We got out soda crackers and honey. We found a knife and spread honey on the crackers. We put the crackers in a paper bag and put the bag in our little red wagon. Sticky, sticky! Then we went on a path that, after a long way, led us to a high bank overlooking a river. We were so close that we could look over the high bank and see the water through the long grass. Then the path took a big turn to the left and we trudged another long, long way along the bank until we came to a highway and RIGHT THERE was a bridge! We pulled our little red wagon out on to the highway, and then on to the bridge, and then right out to the middle of the bridge. We did not have to worry about traffic; this was 1932 and a long way from anyplace with traffic. We sat down on the edge of the bridge with our feet hanging over and stared wa-a-ay down at the deep green water.
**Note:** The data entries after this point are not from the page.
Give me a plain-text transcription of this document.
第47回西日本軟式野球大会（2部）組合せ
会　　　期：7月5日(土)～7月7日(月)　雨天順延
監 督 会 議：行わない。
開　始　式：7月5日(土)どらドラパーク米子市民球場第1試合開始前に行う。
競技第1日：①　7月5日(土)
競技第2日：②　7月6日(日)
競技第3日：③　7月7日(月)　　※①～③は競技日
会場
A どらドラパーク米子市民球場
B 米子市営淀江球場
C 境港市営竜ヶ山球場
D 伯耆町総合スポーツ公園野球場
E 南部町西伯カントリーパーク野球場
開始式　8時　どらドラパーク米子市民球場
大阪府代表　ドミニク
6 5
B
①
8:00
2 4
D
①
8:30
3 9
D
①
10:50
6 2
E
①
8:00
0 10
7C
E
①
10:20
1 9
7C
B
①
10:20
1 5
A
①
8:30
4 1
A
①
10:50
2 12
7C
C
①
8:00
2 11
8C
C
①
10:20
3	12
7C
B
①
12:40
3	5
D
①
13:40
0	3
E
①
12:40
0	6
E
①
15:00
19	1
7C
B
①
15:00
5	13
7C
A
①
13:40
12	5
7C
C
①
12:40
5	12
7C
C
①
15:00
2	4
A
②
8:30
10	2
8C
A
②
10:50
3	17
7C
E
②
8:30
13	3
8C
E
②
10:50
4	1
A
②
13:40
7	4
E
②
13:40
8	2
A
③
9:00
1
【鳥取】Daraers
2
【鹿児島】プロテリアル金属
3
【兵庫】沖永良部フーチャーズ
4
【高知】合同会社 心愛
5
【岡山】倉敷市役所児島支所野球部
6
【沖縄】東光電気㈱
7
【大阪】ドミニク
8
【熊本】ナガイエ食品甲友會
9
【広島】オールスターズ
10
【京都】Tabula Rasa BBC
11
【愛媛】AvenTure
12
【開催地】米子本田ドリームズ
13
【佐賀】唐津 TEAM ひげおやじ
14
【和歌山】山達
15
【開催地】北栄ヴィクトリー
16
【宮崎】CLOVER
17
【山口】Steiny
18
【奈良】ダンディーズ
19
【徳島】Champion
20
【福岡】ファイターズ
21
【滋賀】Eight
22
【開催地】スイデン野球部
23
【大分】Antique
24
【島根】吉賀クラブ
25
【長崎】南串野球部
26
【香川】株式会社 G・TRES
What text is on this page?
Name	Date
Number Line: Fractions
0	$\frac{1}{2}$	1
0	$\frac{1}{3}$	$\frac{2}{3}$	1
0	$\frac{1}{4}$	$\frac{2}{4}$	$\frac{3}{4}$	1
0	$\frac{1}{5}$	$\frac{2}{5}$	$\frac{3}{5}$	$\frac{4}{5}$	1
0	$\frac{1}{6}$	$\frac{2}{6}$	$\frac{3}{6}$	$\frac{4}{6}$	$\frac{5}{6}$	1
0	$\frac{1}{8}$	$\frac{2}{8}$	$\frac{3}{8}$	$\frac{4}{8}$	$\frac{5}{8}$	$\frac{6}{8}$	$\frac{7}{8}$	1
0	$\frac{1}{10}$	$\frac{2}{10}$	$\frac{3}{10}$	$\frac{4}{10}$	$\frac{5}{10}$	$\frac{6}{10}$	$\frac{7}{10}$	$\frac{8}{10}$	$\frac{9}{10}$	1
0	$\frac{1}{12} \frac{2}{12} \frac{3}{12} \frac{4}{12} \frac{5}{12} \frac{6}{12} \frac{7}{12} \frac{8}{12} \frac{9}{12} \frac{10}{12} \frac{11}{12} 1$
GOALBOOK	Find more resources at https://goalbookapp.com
It had a hypnotic influence as it mo-o-o-o-oved slowly, slowly along. After awhile it seemed that the bridge was moving and the water was still. We ate our crackers and honey, contemplating the dizzying mystery of moving water.
Then we went home.
Running Away is the most enchanting when you have a home to go back to afterwards.
After a lapse of over fifty years, I was again in Dayville. I was just driving through. That service station was still there, albeit deserted. Much to my amazement, the back of it was only about thirty feet from the John Day River and the bridge across the river was maybe a hundred feet away. It had shrunk beyond imagining!
All epic adventures have relative distances depending on the length of the adventure and the size of the adventurer.